Wall Street: Money Never Sleeps (2010)

Movie Info

Movie Info

Run Time
2 hours
Rating
PG-13

VP Content Ratings

Violence
0/10
Language
3/10
Sex & Nudity
5/10
Rated PG-13. Our ratings: V -0; L -3; S/N-5. Running time: 2 hours 13 min.

The lover of money will not be satisfied with money;
nor the lover of wealth, with gain. This also is vanity.
Ecclesiastes 5:10

Keep your lives free from the love of money, and be content with what you have; for he has said, “I will never leave you or forsake you.” Hebrews 13:5

Jake and Gekko meet at a posh event.

2010 20th Century Fox

Oliver Stone’s latest film begins with Gordon “Greed is Good” Gekko leaving prison after serving his sentence for insider trading. He stands outside the prison gate and watches as various individuals and families greet with smiles, tears, and hugs his fellow prisoners emerging with him. Soon he is alone. No one has come to welcome him to freedom.

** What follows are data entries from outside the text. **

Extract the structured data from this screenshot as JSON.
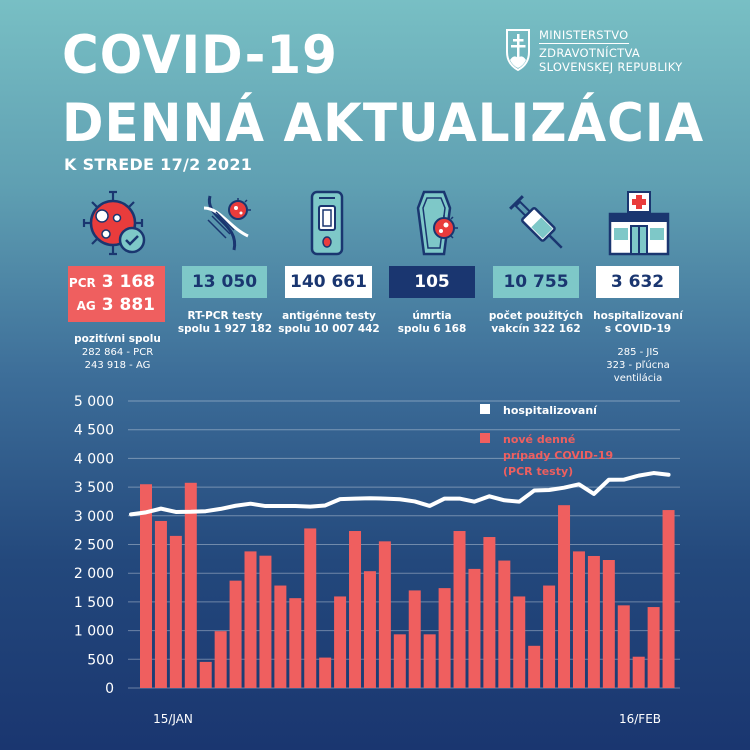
{
  "header": {
    "title_line1": "COVID-19",
    "title_line2": "DENNÁ AKTUALIZÁCIA",
    "subtitle": "K STREDE 17/2 2021",
    "ministry": {
      "line1": "MINISTERSTVO",
      "line2": "ZDRAVOTNÍCTVA",
      "line3": "SLOVENSKEJ REPUBLIKY",
      "icon": "slovak-coat-of-arms-icon"
    }
  },
  "colors": {
    "red": "#ef5f5f",
    "teal": "#7ec8c8",
    "navy": "#1a3670",
    "white": "#ffffff"
  },
  "stats": {
    "positive": {
      "icon": "virus-check-icon",
      "pcr_label": "PCR",
      "pcr_value": "3 168",
      "ag_label": "AG",
      "ag_value": "3 881",
      "caption_title": "pozitívni spolu",
      "caption_line2": "282 864 - PCR",
      "caption_line3": "243 918 - AG"
    },
    "rtpcr": {
      "icon": "dna-virus-icon",
      "value": "13 050",
      "caption_line1": "RT-PCR testy",
      "caption_line2": "spolu 1 927 182"
    },
    "antigen": {
      "icon": "antigen-test-icon",
      "value": "140 661",
      "caption_line1": "antigénne testy",
      "caption_line2": "spolu 10 007 442"
    },
    "deaths": {
      "icon": "coffin-virus-icon",
      "value": "105",
      "caption_line1": "úmrtia",
      "caption_line2": "spolu 6 168"
    },
    "vaccines": {
      "icon": "syringe-icon",
      "value": "10 755",
      "caption_line1": "počet použitých",
      "caption_line2": "vakcín 322 162"
    },
    "hospitalized": {
      "icon": "hospital-icon",
      "value": "3 632",
      "caption_line1": "hospitalizovaní",
      "caption_line2": "s COVID-19",
      "caption_line3": "285 - JIS",
      "caption_line4": "323 - pľúcna ventilácia"
    }
  },
  "chart_data": {
    "type": "bar",
    "title": "",
    "xlabel": "",
    "ylabel": "",
    "ylim": [
      0,
      5000
    ],
    "yticks": [
      0,
      500,
      1000,
      1500,
      2000,
      2500,
      3000,
      3500,
      4000,
      4500,
      5000
    ],
    "ytick_labels": [
      "0",
      "500",
      "1 000",
      "1 500",
      "2 000",
      "2 500",
      "3 000",
      "3 500",
      "4 000",
      "4 500",
      "5 000"
    ],
    "grid": true,
    "legend_position": "top-right",
    "x_labels": [
      {
        "index": 0,
        "label": "15/JAN"
      },
      {
        "index": 32,
        "label": "16/FEB"
      }
    ],
    "series": [
      {
        "name": "nové denné prípady COVID-19 (PCR testy)",
        "legend_lines": [
          "nové denné",
          "prípady COVID-19",
          "(PCR testy)"
        ],
        "type": "bar",
        "color": "#ef5f5f",
        "values": [
          3550,
          2910,
          2650,
          3575,
          455,
          990,
          1870,
          2380,
          2305,
          1785,
          1565,
          2780,
          530,
          1595,
          2735,
          2035,
          2555,
          935,
          1700,
          935,
          1740,
          2735,
          2075,
          2630,
          2220,
          1595,
          735,
          1785,
          3185,
          2380,
          2300,
          2230,
          1440,
          545,
          1410,
          3100
        ]
      },
      {
        "name": "hospitalizovaní",
        "legend_lines": [
          "hospitalizovaní"
        ],
        "type": "line",
        "color": "#ffffff",
        "values": [
          3060,
          3125,
          3067,
          3070,
          3080,
          3120,
          3175,
          3211,
          3170,
          3170,
          3170,
          3160,
          3180,
          3290,
          3300,
          3305,
          3300,
          3288,
          3250,
          3172,
          3300,
          3300,
          3246,
          3340,
          3270,
          3246,
          3440,
          3450,
          3490,
          3548,
          3380,
          3628,
          3630,
          3700,
          3745,
          3715
        ]
      }
    ]
  }
}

Has Gekko learned anything from his years of imprisonment for wrongdoing following the events of the first Wall Street? We learn that he has a daughter named Winnie (Carey Mulligan). Will he connect with her, as she has long ago showed that she wanted nothing to do with him? And will he corrupt the young stockbroker Jake Moore (Shia LaBeouf) who befriends him (and who also wants to marry the daughter)? Watch and find out in this tale of money, and, of course, greed.

The story takes us into the offices and trading cubicles of the denizens of Wall Street, as well as a meeting of the Federal Reserve Board, the latter during the economic meltdown of the past few years. My head swims with some of the fast-paced action and dialogue, so I am looking forward to watching this again when it comes out on DVD. Oliver Stone mostly lets the characters’ actions speak for themselves, rather than judging them—except briefly at the ending, where he injects a note of cynicism. The author of the Letter to the Hebrews might have seen some of the characters as the exemplars of what he was warning us about.

For Reflection/Discussion

Might contain spoilers.

1. In what ways (if any) do you see that Gordon Gekko has changed from the previous film?

2. Why is his daughter so unwilling to reconcile with him?

3. What do you think of Jake? Maybe a bit like a younger Gekko, or more likely, the ambitious broker Bud Fox played by Charlie Sheen in the original film? How is Louis Zabel, Jake’s mentor at Keller Zabel, a good stand-in for Bud Fox’s father, making this another story of the struggle for a young man’s soul?

4. How is Winnie the conscience in the film?

5. We have a new villain in Bretton James. Compare him to Gekko.

6. What do you make of the filmmakers’ use of “Tiny Apocalypse” by David Byrne? How is “Ev’ryday, a little apocalypse” an appropriate description of the financial meltdown chronicled in the film?

To read the lyrics and a biography of the writer/composer, go to: http://www.sing365.com/music/lyric.nsf/david-byrne-lyrics. Scroll down the titles list and you can access the lyrics.

7. What do you think of Oliver Stone’s end credits featuring extreme close-ups of paper money? And the motto “In God We Trust” changes? Do you think this is a fair assessment of much of our culture? Do you think that the rise of casino gambling in the past 50 years confirms Stone’s assessment? Has much changed since Jesus made his famous declaration in Matthew 6:24?